Provisions on the formation of such an independent unit have been taken into account by House of Representatives lawmakers, who have been deliberating revisions to the 2003 antiterrorism law.
"Most of the political party factions want stricter supervision of Densus 88 operations," Great Indonesia Movement (Gerindra) party politician Muhammad Syafi'i, who chairs the House special committee for the antiterrorism bill revision, told Tito during a fit-and-proper test for his nomination on Thursday (23/06).
Responding to the plans, the current National Counterterrorism Agency chief said: "The current mechanism now in place and enough. It now depends on how we intensify the supervision."

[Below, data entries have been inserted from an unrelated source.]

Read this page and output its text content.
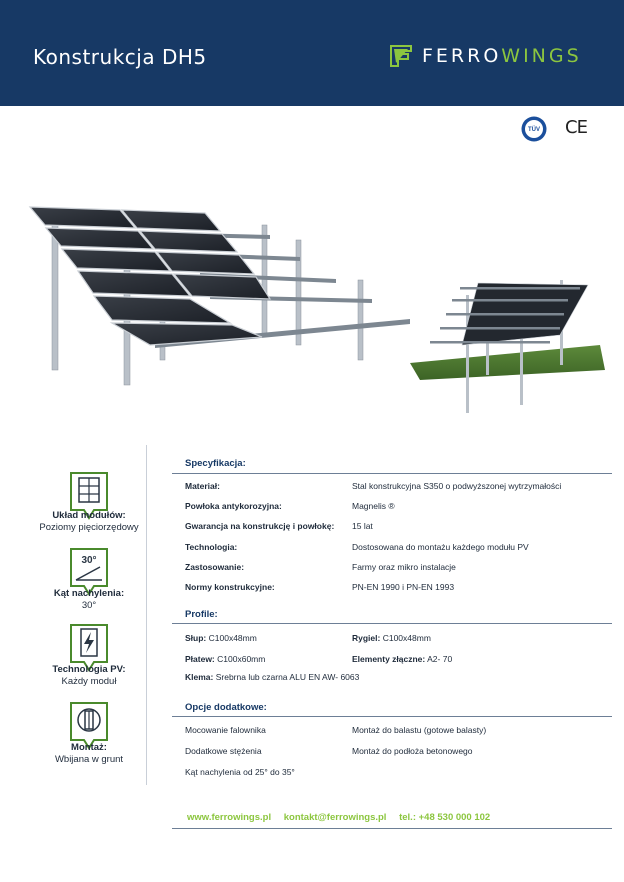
Konstrukcja DH5	FERROWINGS
TÜV CE
Układ modułów:
Poziomy pięciorzędowy
30°
Kąt nachylenia:
30°
Technologia PV:
Każdy moduł
Montaż:
Wbijana w grunt
Specyfikacja:
Materiał:	Stal konstrukcyjna S350 o podwyższonej wytrzymałości
Powłoka antykorozyjna:	Magnelis ®
Gwarancja na konstrukcję i powłokę: 15 lat
Technologia:	Dostosowana do montażu każdego modułu PV
Zastosowanie:	Farmy oraz mikro instalacje
Normy konstrukcyjne:	PN-EN 1990 i PN-EN 1993
Profile:
Słup: C100x48mm	Rygiel: C100x48mm
Płatew: C100x60mm	Elementy złączne: A2- 70
Klema: Srebrna lub czarna ALU EN AW- 6063
Opcje dodatkowe:
Mocowanie falownika	Montaż do balastu (gotowe balasty)
Dodatkowe stężenia	Montaż do podłoża betonowego
Kąt nachylenia od 25° do 35°
www.ferrowings.pl kontakt@ferrowings.pl tel.: +48 530 000 102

Densus 88 is currently overseen internally by the National Police's general supervision division and the internal affairs division, as well as externally by the National Police Commission and the National Commission on Human Rights. The national police also has guidance written for each members, including the antiterrorism squad in a so-called-human-rights handbook.
"I will instruct the internal affairs division straight away to investigate once there is an allegation of abuse," Tito told House lawmakers, who later approved his nomination to replace retiring Gen. Badrodin Haiti.
The former Densus 88 chief also said he will team up with the National Commission on Human Rights to run programs aimed at upgrading the understanding his subordinates on the principles of human rights.